Rachel Smith
- Born: 7 April 2001 (age 24)
- Height: 175 cm (5 ft 9 in)
- Weight: 77 kg (170 lb)

Rugby union career
- Position: Lock

Senior career
- Years: Team / Apps / (Points)
- 2020–: UBC Thunderbirds /  / (0)

International career
- Years: Team / Apps / (Points)
- 2025–: Canada / 4 / (0)
- Medal record
Representing Canada
Women's rugby union
World Cup
| Silver medal – second place | 2025 England | Team competition |

= Rachel Smith (rugby union) =

Canada international rugby union player

Rachel Carmen Smith (born 7 April 2001) is a Canadian rugby union player.
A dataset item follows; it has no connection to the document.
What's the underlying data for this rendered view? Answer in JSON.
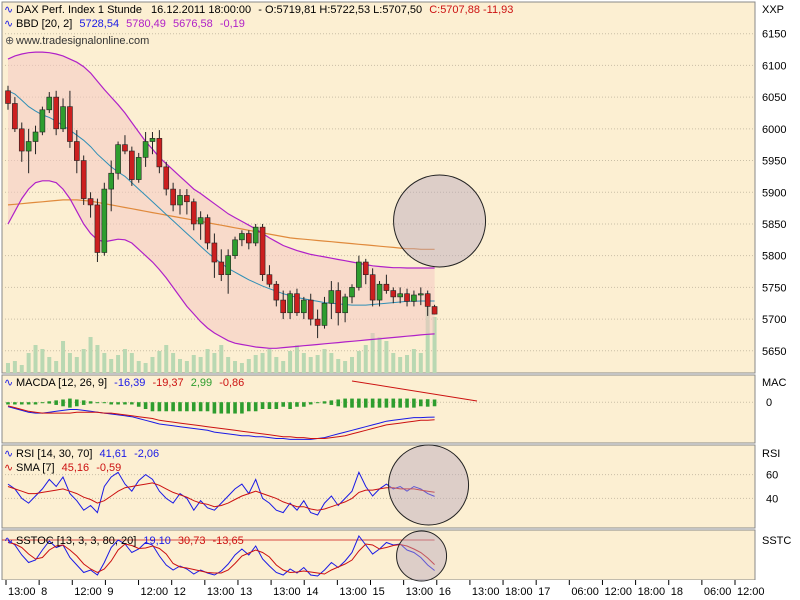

She was a member of Canada's squad that were runner-up at the 2025 Women's Rugby World Cup.

== Rugby career ==

=== Club ===
In 2020, Smith started playing for the University of British Columbia Thunderbirds. In 2024, she was named BC's Rugby 15s Player of the Year.

=== International ===
Smith made her international debut for Canada against the United States in May during the 2025 Pacific Four Series. In August, she only had three caps when she made the Canadian squad for the 2025 Women's Rugby World Cup in England.